A patient walked into Beth Israel Deaconess Medical Center in Boston with routine respiratory symptoms. Recent organ transplant. Immunosuppressed. The doctors treated it as a standard case.
The AI flagged a flesh-eating infection.
12 to 24 hours before the human physicians became suspicious, the AI had already identified it. The patient needed emergency surgery. The AI saw it first. From nothing but the text in the chart.
This is not hypothetical. It is published in Science, April 30, 2026. The lead authors are Peter Brodeur and Thomas Buckley. The co-senior authors are Arjun Manrai at Harvard Medical School and Adam Rodman at Beth Israel. The model they tested was OpenAI o1.

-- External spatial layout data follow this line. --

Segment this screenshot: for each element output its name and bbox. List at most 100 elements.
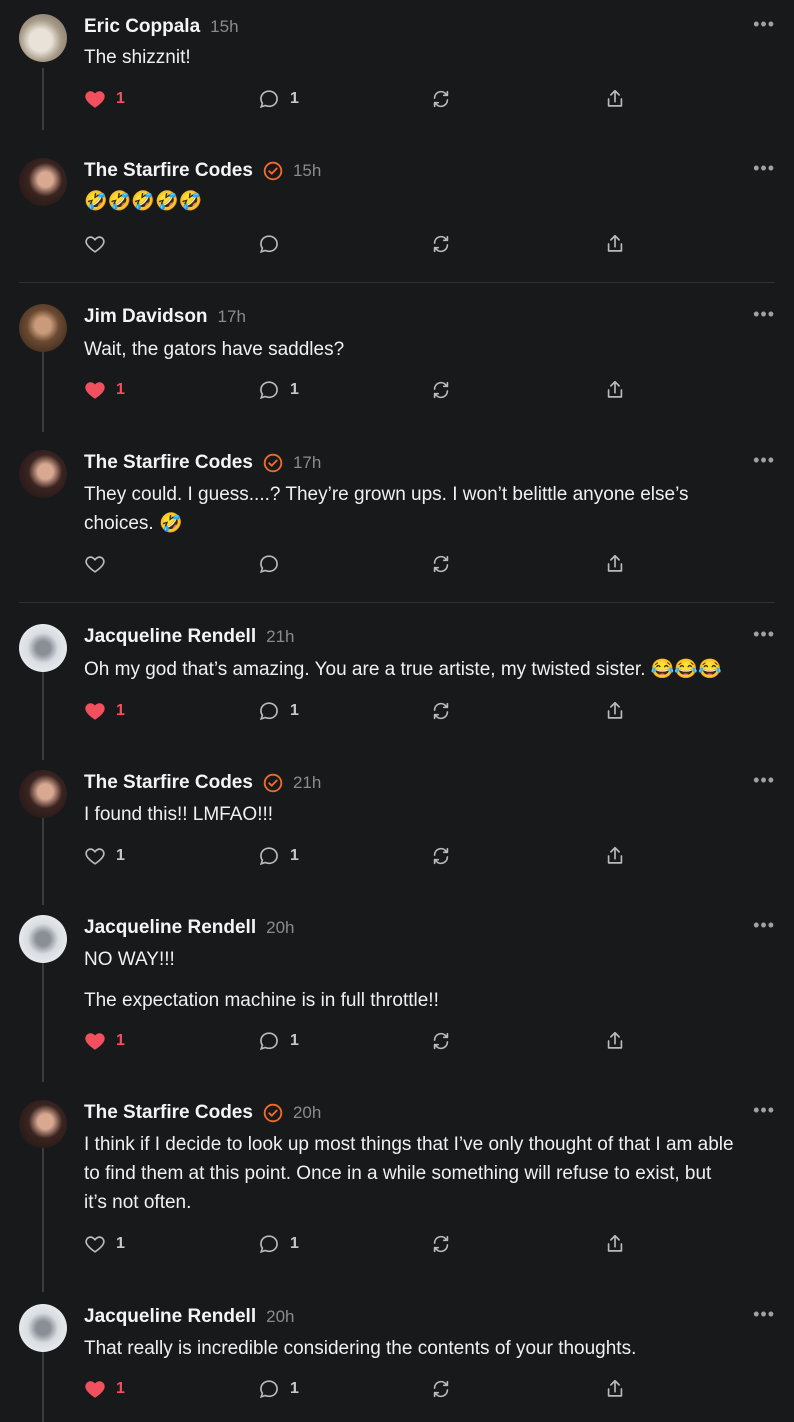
heart-icon — [84, 700, 106, 722]
share-button[interactable] — [604, 88, 626, 110]
author-name[interactable]: The Starfire Codes — [84, 452, 253, 474]
repost-button[interactable] — [430, 1030, 452, 1052]
repost-icon — [430, 379, 452, 401]
post-text-line: The expectation machine is in full throt… — [84, 990, 439, 1011]
timestamp[interactable]: 20h — [293, 1103, 321, 1123]
repost-button[interactable] — [430, 379, 452, 401]
author-name[interactable]: The Starfire Codes — [84, 772, 253, 794]
like-button[interactable] — [84, 233, 106, 255]
more-icon[interactable]: ••• — [753, 770, 775, 791]
avatar[interactable] — [19, 450, 67, 498]
more-icon[interactable]: ••• — [753, 624, 775, 645]
share-icon — [604, 845, 626, 867]
timestamp[interactable]: 20h — [266, 1307, 294, 1327]
like-count: 1 — [116, 702, 125, 719]
author-name[interactable]: Jacqueline Rendell — [84, 1306, 256, 1328]
repost-button[interactable] — [430, 700, 452, 722]
avatar[interactable] — [19, 624, 67, 672]
timestamp[interactable]: 15h — [293, 161, 321, 181]
reply-button[interactable]: 1 — [258, 700, 299, 722]
avatar[interactable] — [19, 770, 67, 818]
share-button[interactable] — [604, 845, 626, 867]
more-icon[interactable]: ••• — [753, 304, 775, 325]
post-text-line: to find them at this point. Once in a wh… — [84, 1163, 712, 1184]
reply-button[interactable]: 1 — [258, 88, 299, 110]
more-icon[interactable]: ••• — [753, 1100, 775, 1121]
repost-button[interactable] — [430, 1378, 452, 1400]
action-bar: 11 — [84, 379, 644, 403]
reply-button[interactable]: 1 — [258, 1233, 299, 1255]
post-text-line — [84, 974, 764, 986]
timestamp[interactable]: 15h — [210, 17, 238, 37]
thread-divider — [19, 602, 775, 603]
repost-icon — [430, 553, 452, 575]
share-button[interactable] — [604, 1233, 626, 1255]
timestamp[interactable]: 17h — [218, 307, 246, 327]
like-count: 1 — [116, 90, 125, 107]
avatar[interactable] — [19, 1100, 67, 1148]
reply-button[interactable]: 1 — [258, 379, 299, 401]
like-button[interactable]: 1 — [84, 845, 125, 867]
like-button[interactable]: 1 — [84, 1378, 125, 1400]
like-button[interactable] — [84, 553, 106, 575]
author-name[interactable]: Jim Davidson — [84, 306, 208, 328]
repost-button[interactable] — [430, 845, 452, 867]
author-name[interactable]: The Starfire Codes — [84, 1102, 253, 1124]
reply-count: 1 — [290, 1032, 299, 1049]
repost-button[interactable] — [430, 88, 452, 110]
reply-button[interactable]: 1 — [258, 845, 299, 867]
action-bar: 11 — [84, 845, 644, 869]
share-button[interactable] — [604, 1030, 626, 1052]
avatar[interactable] — [19, 1304, 67, 1352]
reply-button[interactable]: 1 — [258, 1378, 299, 1400]
timestamp[interactable]: 20h — [266, 918, 294, 938]
timestamp[interactable]: 17h — [293, 453, 321, 473]
more-icon[interactable]: ••• — [753, 450, 775, 471]
author-name[interactable]: Eric Coppala — [84, 16, 200, 38]
like-button[interactable]: 1 — [84, 700, 125, 722]
avatar[interactable] — [19, 304, 67, 352]
more-icon[interactable]: ••• — [753, 158, 775, 179]
share-button[interactable] — [604, 379, 626, 401]
share-icon — [604, 553, 626, 575]
timestamp[interactable]: 21h — [266, 627, 294, 647]
like-count: 1 — [116, 381, 125, 398]
author-name[interactable]: The Starfire Codes — [84, 160, 253, 182]
post-text-line: That really is incredible considering th… — [84, 1338, 637, 1359]
share-button[interactable] — [604, 700, 626, 722]
share-button[interactable] — [604, 233, 626, 255]
repost-button[interactable] — [430, 233, 452, 255]
reply-count: 1 — [290, 1235, 299, 1252]
post-header: Jacqueline Rendell 21h — [84, 626, 295, 648]
timestamp[interactable]: 21h — [293, 773, 321, 793]
more-icon[interactable]: ••• — [753, 14, 775, 35]
like-button[interactable]: 1 — [84, 1030, 125, 1052]
share-button[interactable] — [604, 553, 626, 575]
heart-icon — [84, 233, 106, 255]
avatar[interactable] — [19, 158, 67, 206]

They ran it on 76 real ER patients at Beth Israel. Not textbook cases. Real people who walked into a real hospital.
At triage, when information is sparsest, the AI identified the correct diagnosis 67.1% of the time. The first attending got 55.3%. The second attending got 50.0%. It used only the text in the electronic health records. No imaging. No physical exam. No bedside manner. Just the notes.
On management decisions, the AI scored a median 89%. Physicians using UpToDate and their full clinical references scored 34%.
On the 100 most challenging diagnostic cases ever published by the New England Journal of Medicine, the AI included the correct diagnosis nearly 80% of the time.
As of 2025, 1 in 5 doctors and nurses worldwide already use AI for a second opinion on complex cases. More than half want to.
Here is where the fight starts.
A Harvard Medical School researcher not involved in the study said this. "When we say clinical reasoning, it doesn't mean the same thing as model reasoning. These models have been optimized to do sequential thought that we call reasoning, but it's not at all the same thing as how we teach medical students to reason."
The AI does not feel the pulse. It does not hear the hesitation in a voice. It does not notice the thing the patient did not say. It processes text.
And it was more accurate than the humans who wrote that text.
Arjun Manrai, the lead Harvard researcher, said it plainly. "We're witnessing a really profound change in technology that will reshape medicine." Then he added the line the AI cannot say for itself. "Humans want humans to guide them through challenging treatment decisions."
The question is no longer whether AI can diagnose you. It can. The question is whether you want it to.